Santa Casa de Limeira (SP) — Prova 2026

Enunciado

Homem de 35 anos, tabagista, com dor pleurítica e tosse seca há 2 dias. Exame físico: murmúrio vesicular diminuído à base direita. RX de tórax: derrame pleural à direita. Qual a conduta inicial?

Alternativas

  1. A) Solicitar toracocentese diagnóstica.
  2. B) Iniciar antibiótico empírico.
  3. C) Encaminhar para tomografia de tórax.
  4. D) Prescrever corticoide oral.

Pérola Clínica

Derrame pleural novo sem causa óbvia (ex: ICC) → Toracocentese diagnóstica imediata.

Resumo-Chave

A conduta inicial diante de um derrame pleural unilateral em paciente sintomático é a toracocentese para diferenciar transudato de exsudato e investigar etiologias inflamatórias ou neoplásicas.

Contexto Educacional

O derrame pleural é o acúmulo excessivo de líquido no espaço pleural, resultando de um desequilíbrio entre a formação e a absorção. Clinicamente, manifesta-se por dispneia, dor pleurítica e tosse.
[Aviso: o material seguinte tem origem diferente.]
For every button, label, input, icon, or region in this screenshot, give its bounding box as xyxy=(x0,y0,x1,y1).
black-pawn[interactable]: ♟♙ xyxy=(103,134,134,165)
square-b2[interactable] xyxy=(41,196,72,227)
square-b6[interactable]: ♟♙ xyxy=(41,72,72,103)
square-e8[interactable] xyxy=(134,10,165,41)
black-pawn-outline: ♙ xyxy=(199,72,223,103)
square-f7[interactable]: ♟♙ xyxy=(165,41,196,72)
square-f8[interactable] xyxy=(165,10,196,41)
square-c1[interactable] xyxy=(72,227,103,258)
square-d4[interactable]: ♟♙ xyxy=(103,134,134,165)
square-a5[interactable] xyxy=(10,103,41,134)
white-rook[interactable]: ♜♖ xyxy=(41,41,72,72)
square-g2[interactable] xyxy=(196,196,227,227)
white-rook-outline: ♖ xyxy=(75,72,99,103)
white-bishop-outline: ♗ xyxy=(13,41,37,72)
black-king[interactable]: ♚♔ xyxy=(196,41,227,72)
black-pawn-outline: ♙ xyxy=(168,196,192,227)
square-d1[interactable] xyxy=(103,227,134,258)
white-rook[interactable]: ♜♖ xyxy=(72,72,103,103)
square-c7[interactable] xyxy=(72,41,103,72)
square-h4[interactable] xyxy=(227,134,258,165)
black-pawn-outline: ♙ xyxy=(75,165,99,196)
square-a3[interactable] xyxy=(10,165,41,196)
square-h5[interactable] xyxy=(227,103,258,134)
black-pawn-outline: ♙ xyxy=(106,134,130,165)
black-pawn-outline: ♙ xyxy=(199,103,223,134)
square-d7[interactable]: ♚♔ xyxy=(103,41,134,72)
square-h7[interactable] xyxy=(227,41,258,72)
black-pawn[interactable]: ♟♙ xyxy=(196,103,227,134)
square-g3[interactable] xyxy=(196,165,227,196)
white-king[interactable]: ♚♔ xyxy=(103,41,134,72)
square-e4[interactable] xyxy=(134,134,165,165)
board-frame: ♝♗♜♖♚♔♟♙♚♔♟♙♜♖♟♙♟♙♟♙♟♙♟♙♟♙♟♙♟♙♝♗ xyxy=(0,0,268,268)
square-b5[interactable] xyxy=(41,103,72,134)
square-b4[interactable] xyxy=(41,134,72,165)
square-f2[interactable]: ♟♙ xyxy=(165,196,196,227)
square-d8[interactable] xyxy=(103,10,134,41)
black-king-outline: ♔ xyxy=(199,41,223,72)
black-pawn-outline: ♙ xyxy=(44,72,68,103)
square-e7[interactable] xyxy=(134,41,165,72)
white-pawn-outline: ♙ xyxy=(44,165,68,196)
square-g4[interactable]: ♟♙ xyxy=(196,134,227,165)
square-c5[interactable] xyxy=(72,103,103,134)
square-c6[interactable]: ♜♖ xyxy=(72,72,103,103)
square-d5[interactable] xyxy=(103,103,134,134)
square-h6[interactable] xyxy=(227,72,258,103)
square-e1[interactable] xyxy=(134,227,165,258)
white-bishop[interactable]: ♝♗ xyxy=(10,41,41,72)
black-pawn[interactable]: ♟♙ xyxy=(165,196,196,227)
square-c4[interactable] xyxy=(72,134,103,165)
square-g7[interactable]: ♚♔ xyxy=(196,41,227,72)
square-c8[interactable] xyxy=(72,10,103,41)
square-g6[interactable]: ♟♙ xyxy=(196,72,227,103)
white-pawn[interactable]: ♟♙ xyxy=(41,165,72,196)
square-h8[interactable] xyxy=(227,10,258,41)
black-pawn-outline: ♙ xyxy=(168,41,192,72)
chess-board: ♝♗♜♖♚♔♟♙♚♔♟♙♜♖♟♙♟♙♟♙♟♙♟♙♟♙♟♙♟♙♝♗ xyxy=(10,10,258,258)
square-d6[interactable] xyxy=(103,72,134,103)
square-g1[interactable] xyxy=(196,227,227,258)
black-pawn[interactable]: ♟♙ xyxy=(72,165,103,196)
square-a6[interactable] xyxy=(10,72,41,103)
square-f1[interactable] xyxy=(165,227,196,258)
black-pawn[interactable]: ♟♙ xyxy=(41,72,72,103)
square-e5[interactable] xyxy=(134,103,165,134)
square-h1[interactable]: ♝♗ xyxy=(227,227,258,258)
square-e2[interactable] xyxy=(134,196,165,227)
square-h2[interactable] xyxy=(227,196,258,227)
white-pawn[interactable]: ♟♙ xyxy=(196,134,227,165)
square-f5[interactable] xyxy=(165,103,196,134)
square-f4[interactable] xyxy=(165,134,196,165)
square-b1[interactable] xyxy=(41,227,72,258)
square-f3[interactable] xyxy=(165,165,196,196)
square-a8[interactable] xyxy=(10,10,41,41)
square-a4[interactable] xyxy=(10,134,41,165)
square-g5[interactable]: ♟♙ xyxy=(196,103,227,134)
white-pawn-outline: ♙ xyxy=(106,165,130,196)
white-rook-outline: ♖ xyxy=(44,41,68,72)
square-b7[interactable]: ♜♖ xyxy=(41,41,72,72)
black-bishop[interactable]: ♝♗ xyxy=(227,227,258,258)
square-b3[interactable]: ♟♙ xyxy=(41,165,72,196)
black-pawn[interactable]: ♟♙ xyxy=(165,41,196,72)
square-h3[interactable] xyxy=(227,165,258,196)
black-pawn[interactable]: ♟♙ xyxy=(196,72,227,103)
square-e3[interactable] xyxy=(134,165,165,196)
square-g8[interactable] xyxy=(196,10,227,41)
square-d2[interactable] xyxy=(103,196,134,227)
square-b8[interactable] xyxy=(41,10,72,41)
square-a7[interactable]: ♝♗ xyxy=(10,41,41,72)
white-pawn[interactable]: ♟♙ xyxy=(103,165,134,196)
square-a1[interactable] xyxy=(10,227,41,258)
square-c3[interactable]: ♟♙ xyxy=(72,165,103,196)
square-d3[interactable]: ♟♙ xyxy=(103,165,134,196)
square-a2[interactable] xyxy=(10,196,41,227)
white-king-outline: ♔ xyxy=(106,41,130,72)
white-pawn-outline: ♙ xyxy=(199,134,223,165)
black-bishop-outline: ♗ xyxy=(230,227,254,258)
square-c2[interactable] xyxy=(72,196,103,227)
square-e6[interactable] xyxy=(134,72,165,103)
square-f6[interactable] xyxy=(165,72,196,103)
A abordagem diagnóstica foca na distinção entre transudatos (causados por fatores sistêmicos como ICC ou cirrose) e exsudatos (causados por processos locais como inflamação, infecção ou malignidade). A toracocentese é um procedimento seguro e essencial que fornece informações cruciais para o direcionamento terapêutico.

Perguntas Frequentes

Quando a toracocentese diagnóstica é obrigatória?

Ela é indicada em quase todos os pacientes com derrame pleural novo, especialmente se unilateral ou se houver dúvida diagnóstica. A exceção principal são pacientes com insuficiência cardíaca congestiva clara e derrames bilaterais simétricos, onde se tenta primeiro a terapia diurética.

Como diferenciar exsudato de transudato?

Utilizam-se os Critérios de Light. O líquido é um exsudato se apresentar pelo menos um dos seguintes: 1) Relação proteína pleural/sérica > 0,5; 2) Relação LDH pleural/sérico > 0,6; 3) LDH pleural > 2/3 do limite superior da normalidade do soro.

Quais exames solicitar no líquido pleural inicialmente?

Devem ser solicitados: bioquímica (proteínas, LDH, glicose, pH), citologia (global e diferencial), gram e cultura, além de pesquisa de BAAR e citologia oncótica, dependendo da suspeita clínica e fatores de risco do paciente.